Also there is a line limit in C64 BASIC that would overflow if certain shorthand would be expanded and for beginners to see their fully written keywords being transformed to shorthand after loading would be even more confusing.
10 for i = 1 to 10
20 : (arbitrary number of spaces) print "hello"
30 next
The short hand issue is real, too:
1?:?:?:?:?:?:?:?:?:?:?:?:?:?:?:?:?:?:?:?:?:?:?:?:?:?:?:?:?:?:?:?:?:?:?:?:?:?:?:?
expands into six lines of "1 print:print:....:print" that you can't simply edit because the limit is 80 characters (two lines)
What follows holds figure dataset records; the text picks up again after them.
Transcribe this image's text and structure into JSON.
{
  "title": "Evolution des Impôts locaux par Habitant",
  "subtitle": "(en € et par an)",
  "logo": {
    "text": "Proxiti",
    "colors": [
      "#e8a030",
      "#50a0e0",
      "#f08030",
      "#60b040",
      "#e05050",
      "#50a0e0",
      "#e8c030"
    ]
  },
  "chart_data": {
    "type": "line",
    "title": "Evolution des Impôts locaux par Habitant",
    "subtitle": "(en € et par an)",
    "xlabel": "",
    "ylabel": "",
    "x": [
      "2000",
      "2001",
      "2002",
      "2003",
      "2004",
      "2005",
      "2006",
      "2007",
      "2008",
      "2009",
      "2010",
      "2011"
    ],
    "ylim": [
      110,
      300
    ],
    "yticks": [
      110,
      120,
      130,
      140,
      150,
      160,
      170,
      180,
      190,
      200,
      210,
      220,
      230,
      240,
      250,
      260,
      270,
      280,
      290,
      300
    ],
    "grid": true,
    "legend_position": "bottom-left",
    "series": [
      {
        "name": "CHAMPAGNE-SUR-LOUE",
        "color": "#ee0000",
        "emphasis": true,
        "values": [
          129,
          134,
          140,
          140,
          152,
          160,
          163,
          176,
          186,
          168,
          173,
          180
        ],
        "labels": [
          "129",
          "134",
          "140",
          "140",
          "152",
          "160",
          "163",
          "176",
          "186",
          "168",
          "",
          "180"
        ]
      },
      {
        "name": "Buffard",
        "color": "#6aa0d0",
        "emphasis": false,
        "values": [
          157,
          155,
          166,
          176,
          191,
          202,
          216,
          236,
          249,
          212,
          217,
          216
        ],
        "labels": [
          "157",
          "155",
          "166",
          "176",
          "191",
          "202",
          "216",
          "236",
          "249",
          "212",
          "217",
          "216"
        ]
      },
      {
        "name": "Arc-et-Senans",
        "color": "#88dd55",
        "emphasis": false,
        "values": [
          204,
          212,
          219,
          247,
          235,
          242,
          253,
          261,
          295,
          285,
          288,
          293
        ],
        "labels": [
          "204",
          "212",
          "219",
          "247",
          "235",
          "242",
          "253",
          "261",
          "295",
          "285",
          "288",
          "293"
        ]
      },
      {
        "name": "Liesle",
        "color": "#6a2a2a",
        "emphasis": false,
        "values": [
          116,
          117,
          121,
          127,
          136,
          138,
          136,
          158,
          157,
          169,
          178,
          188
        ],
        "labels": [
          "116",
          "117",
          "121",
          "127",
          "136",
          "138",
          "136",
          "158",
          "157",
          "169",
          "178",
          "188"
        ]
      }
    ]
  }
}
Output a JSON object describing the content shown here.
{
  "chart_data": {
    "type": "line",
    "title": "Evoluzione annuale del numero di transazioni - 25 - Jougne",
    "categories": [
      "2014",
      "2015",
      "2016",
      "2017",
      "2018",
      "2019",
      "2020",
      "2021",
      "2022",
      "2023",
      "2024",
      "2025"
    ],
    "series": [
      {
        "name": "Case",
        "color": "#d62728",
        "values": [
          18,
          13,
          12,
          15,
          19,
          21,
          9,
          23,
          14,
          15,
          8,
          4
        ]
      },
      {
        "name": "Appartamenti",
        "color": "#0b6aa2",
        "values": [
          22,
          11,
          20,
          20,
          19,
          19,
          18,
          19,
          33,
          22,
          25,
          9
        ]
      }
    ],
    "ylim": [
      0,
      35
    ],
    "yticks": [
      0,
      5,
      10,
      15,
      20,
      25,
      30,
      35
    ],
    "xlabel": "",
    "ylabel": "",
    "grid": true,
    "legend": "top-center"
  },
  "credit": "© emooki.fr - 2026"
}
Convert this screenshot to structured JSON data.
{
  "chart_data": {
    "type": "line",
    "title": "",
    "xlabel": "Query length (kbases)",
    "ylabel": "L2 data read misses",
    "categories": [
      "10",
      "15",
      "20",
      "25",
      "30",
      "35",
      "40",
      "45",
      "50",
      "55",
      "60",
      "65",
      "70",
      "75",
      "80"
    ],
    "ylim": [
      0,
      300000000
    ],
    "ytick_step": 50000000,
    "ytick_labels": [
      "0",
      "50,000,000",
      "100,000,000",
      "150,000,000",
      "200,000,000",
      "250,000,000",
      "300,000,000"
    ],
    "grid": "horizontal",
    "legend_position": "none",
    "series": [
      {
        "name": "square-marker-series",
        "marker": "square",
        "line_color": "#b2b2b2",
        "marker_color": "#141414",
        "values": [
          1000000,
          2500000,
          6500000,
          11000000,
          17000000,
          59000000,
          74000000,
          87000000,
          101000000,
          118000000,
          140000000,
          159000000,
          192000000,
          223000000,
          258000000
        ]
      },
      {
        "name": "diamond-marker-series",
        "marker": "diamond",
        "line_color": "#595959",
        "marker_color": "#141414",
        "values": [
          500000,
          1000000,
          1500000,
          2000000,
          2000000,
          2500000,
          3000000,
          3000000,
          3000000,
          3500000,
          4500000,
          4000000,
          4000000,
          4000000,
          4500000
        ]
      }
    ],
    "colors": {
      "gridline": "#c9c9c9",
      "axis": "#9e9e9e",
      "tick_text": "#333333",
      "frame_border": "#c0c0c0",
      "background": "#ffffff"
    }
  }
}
And the tokenization didn't prevent you from style differences anyway - as the article points out it e.g. keeps spaces etc. It only tokenized a few things, like keywords and line numbers.
(EDIT: in the late 90's I worked on a project written in Word BASIC.... It was also tokenized and that was used as an opportunity to translate the keywords in the localised versions of Word. But someone had managed to write a bunch of code in the Danish version and somehow exported it as text and imported it into the Norwegian version - the languages are similar enough that it was really hard to tell (no syntax highlighting, and they'd edited a bunch before realising and I had the fun job of untangling it... Yay...)
This had the side-effect that you could still display and (presumably with a bit more mental effort, read) the program listing fine, but re-entering a line as shown in that listing would fail because the computer depended on the spaces to do the parsing, even if they were redundant after the tokenisation happened.
I was always surprised that it did all that, but wasn't any faster than Commodore BASIC.